El Dr. Hollystone ha sido de gran ayuda, hasta hoy en que deberé aprender a no escucharlo. No es cosa fácil, él es un hombre convincente, pero estoy dispuesta a hacer caso omiso a sus recomendaciones.
Le tengo vértigo a las alturas y no obstante ello, aquí estoy: agazapada como lince al acecho.
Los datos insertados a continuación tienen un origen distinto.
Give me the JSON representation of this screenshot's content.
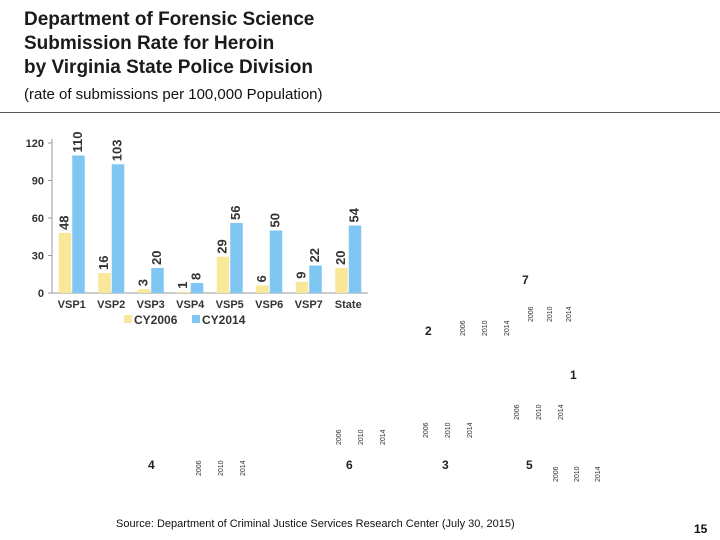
{
  "header": {
    "title_lines": [
      "Department of Forensic Science",
      "Submission Rate for Heroin",
      "by Virginia State Police Division"
    ],
    "subtitle": "(rate of submissions per 100,000 Population)"
  },
  "chart_data": {
    "type": "bar",
    "categories": [
      "VSP1",
      "VSP2",
      "VSP3",
      "VSP4",
      "VSP5",
      "VSP6",
      "VSP7",
      "State"
    ],
    "series": [
      {
        "name": "CY2006",
        "values": [
          48,
          16,
          3,
          1,
          29,
          6,
          9,
          20
        ],
        "color": "#f9e79a"
      },
      {
        "name": "CY2014",
        "values": [
          110,
          103,
          20,
          8,
          56,
          50,
          22,
          54
        ],
        "color": "#7fc6f2"
      }
    ],
    "y_ticks": [
      "0",
      "30",
      "60",
      "90",
      "120"
    ],
    "ylim": [
      0,
      120
    ],
    "legend_position": "bottom-left",
    "grid": false
  },
  "map_markers": [
    {
      "label": "7",
      "years": [
        "2006",
        "2010",
        "2014"
      ]
    },
    {
      "label": "2",
      "years": [
        "2006",
        "2010",
        "2014"
      ]
    },
    {
      "label": "1",
      "years": [
        "2006",
        "2010",
        "2014"
      ]
    },
    {
      "label": "3",
      "years": [
        "2006",
        "2010",
        "2014"
      ]
    },
    {
      "label": "4",
      "years": [
        "2006",
        "2010",
        "2014"
      ]
    },
    {
      "label": "6",
      "years": [
        "2006",
        "2010",
        "2014"
      ]
    },
    {
      "label": "5",
      "years": [
        "2006",
        "2010",
        "2014"
      ]
    }
  ],
  "footer": {
    "source": "Source:  Department of Criminal Justice Services Research Center (July 30, 2015)",
    "page_number": "15"
  }
}
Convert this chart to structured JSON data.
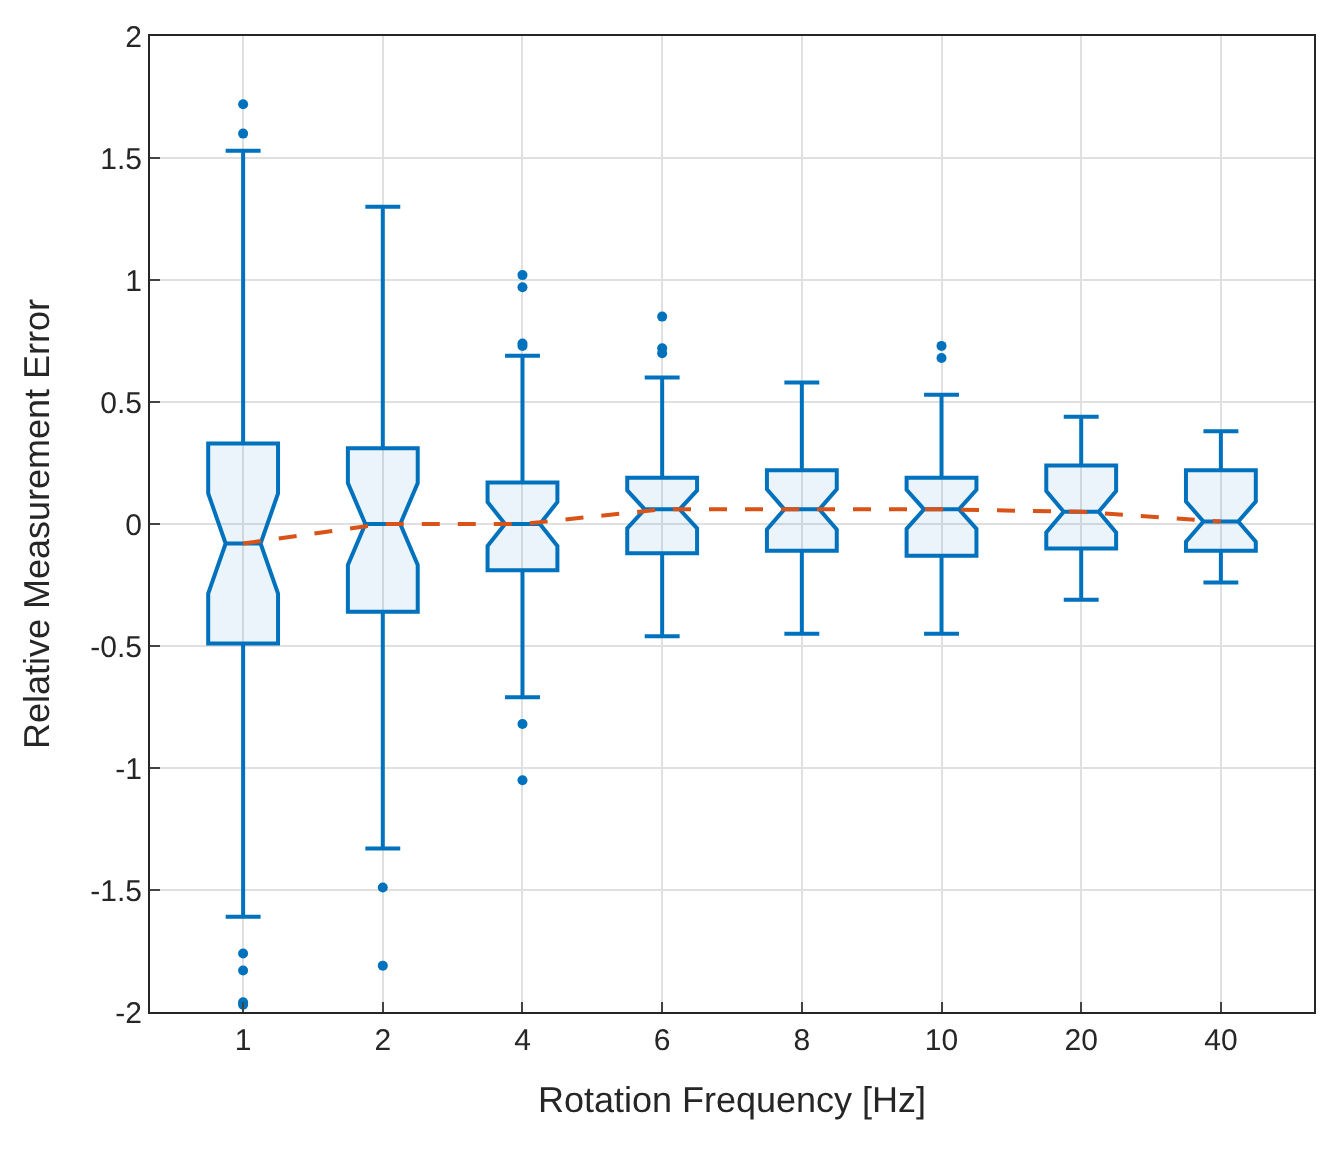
{
  "chart_data": {
    "type": "box",
    "xlabel": "Rotation Frequency [Hz]",
    "ylabel": "Relative Measurement Error",
    "categories": [
      "1",
      "2",
      "4",
      "6",
      "8",
      "10",
      "20",
      "40"
    ],
    "ylim": [
      -2,
      2
    ],
    "yticks": [
      -2,
      -1.5,
      -1,
      -0.5,
      0,
      0.5,
      1,
      1.5,
      2
    ],
    "grid": true,
    "series": [
      {
        "color": "#0072bd",
        "boxes": [
          {
            "low": -1.61,
            "q1": -0.49,
            "median": -0.08,
            "q3": 0.33,
            "high": 1.53,
            "outliers": [
              1.72,
              1.6,
              -1.76,
              -1.83,
              -1.96,
              -1.97
            ]
          },
          {
            "low": -1.33,
            "q1": -0.36,
            "median": 0.0,
            "q3": 0.31,
            "high": 1.3,
            "outliers": [
              -1.49,
              -1.81
            ]
          },
          {
            "low": -0.71,
            "q1": -0.19,
            "median": 0.0,
            "q3": 0.17,
            "high": 0.69,
            "outliers": [
              1.02,
              0.97,
              0.74,
              0.73,
              -0.82,
              -1.05
            ]
          },
          {
            "low": -0.46,
            "q1": -0.12,
            "median": 0.06,
            "q3": 0.19,
            "high": 0.6,
            "outliers": [
              0.85,
              0.72,
              0.7
            ]
          },
          {
            "low": -0.45,
            "q1": -0.11,
            "median": 0.06,
            "q3": 0.22,
            "high": 0.58
          },
          {
            "low": -0.45,
            "q1": -0.13,
            "median": 0.06,
            "q3": 0.19,
            "high": 0.53,
            "outliers": [
              0.73,
              0.68
            ]
          },
          {
            "low": -0.31,
            "q1": -0.1,
            "median": 0.05,
            "q3": 0.24,
            "high": 0.44
          },
          {
            "low": -0.24,
            "q1": -0.11,
            "median": 0.01,
            "q3": 0.22,
            "high": 0.38
          }
        ]
      },
      {
        "type": "line",
        "color": "#d95319",
        "line_style": "dashed",
        "marker": "none",
        "x": [
          "1",
          "2",
          "4",
          "6",
          "8",
          "10",
          "20",
          "40"
        ],
        "values": [
          -0.08,
          0.0,
          0.0,
          0.06,
          0.06,
          0.06,
          0.05,
          0.01
        ]
      }
    ]
  }
}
Los transeúntes, al verme en la punta del rascacielos, alzaron sus testas. Seguramente parezco un diminuto punto en el cielo mismo, aunque como ellos, también yo transcurro inadvertida por este lar llamado Tierra.
No alcanzo a distinguir sus delimitados cuerpos ocupando gran parte de la acera. Yo trato de extender mis confines. Los límites los he dejado a un costado de mi cuerpo. Alcanzo a divisar a través de los cristales de un inmenso ventanal al Dr. Hollystone; porta en sus manos un reloj antiguo que pende de una cadena. Lo mueve de un lado a otro, me quiere hipnotizar. Grita varias veces:
 
Artemisa, Artemisa, baja de ahí.
Me causa pena el Dr. Hollystone, tan empeñado en cuestiones del ego y el alter ego; aún no comprendió que soy un avatar. Ya hace mucho tiempo que la engullí a Artemisa, ahora voy por Apolo.